まさか本当に金井様が灰原優歌に問題を教えたから、こんなに良い成績が取れたのか??

でも、ほとんどの人はまだ信じていなかった。

金井様がどんなに凄くても、灰原優歌がどれだけ救いようのない落ちこぼれか、みんなよく知っているのだから。

普段20~30点しか取れない生徒が、いきなりコンテストで満点を取るなんてあり得ない!!?

これは普通の定期テストじゃなくて、コンテストの問題だぞ!木本博先生が作ったコンテストの問題なんだぞ!

永徳の教師たちはそれぞれ思うところがあったが、校長が何も言わないのを見て、他の教師たちも黙っていた。

表彰式が終わるまで。

灰原優歌はすぐに職員室に呼ばれた。

灰原優歌を担当する越智先生の他に、教務主任と校長もいた。

「学級委員、この成績は本当の実力なの?」越智先生は笑みを浮かべながら、成績の不正を疑うわけではなく尋ねた。

むしろ彼は常々、灰原優歌の実力が20~30点のはずがないと感じていた。

以前、彼が灰原優歌に罰として書き写しをさせた時、一度写し終わると、すぐに暗記して書き始めたのを見ていた。

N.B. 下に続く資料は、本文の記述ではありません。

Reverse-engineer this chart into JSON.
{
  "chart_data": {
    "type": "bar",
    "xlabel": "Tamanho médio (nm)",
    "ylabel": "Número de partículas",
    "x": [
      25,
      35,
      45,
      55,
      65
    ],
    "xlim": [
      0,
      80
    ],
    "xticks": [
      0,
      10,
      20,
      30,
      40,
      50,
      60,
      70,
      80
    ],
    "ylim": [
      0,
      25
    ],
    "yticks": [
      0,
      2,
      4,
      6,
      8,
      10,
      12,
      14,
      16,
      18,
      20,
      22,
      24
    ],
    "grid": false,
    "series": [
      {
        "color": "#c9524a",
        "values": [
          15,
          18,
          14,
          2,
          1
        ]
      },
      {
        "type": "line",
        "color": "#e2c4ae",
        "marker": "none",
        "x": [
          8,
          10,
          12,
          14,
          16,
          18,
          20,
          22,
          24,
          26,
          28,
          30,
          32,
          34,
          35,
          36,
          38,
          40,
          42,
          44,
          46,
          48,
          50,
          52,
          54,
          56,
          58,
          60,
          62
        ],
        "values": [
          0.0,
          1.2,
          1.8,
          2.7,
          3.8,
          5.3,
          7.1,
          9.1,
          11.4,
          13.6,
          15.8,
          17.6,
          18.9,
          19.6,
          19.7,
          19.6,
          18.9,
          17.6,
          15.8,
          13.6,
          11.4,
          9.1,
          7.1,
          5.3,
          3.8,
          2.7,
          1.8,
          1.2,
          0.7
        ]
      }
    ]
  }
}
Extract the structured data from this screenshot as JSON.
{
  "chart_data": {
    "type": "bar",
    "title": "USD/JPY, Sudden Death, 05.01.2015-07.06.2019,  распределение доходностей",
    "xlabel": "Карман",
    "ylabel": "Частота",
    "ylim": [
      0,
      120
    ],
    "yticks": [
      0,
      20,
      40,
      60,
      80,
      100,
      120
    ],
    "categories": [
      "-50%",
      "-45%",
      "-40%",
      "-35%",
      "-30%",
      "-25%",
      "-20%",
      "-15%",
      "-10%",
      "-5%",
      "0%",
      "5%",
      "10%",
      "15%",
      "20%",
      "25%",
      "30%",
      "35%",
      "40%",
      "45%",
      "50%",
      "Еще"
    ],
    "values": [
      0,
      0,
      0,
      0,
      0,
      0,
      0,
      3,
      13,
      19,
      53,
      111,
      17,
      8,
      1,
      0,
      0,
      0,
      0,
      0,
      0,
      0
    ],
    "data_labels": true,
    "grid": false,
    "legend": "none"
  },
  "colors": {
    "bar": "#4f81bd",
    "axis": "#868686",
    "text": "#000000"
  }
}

このような驚異的な記憶力を持つ人が、20~30点しか取れないはずがない???

「灰原優歌、一体どうやってコンテストの答えを手に入れたの??」教務主任の声は特に耳障りだった。

「主任、私が生徒と話をしているんですが、少し静かにしていただけませんか?」越智は遠慮なく目を回した。

教務主任は怒りで顔色を変えた!

自分の生徒がこんなことをしたのに、まだこんなに庇うなんて???

「越智先生、灰原さんの時間を取らないように。」校長が横から注意した。

それを聞いて、越智の不満はさらに募った。

灰原優歌の時間を取らないようにって、なぜ自分で聞かないんだ??

柴田家に責任を追及されるのが怖いだけじゃないか?!

「学級委員、言いたいことを言えばいい、私は信じているから。」越智は椅子に寄りかかり、にこにこしながら言った。

灰原優歌は落ち着いた様子で答えた:「越智先生の推測は正しいです。」

越智はその言葉を聞いて、思わず息を呑んだ。「なるほど。」

彼も灰原優歌に振り回されそうになっていた。

越智は落ち着きを取り戻してから、もう一度彼女を見た。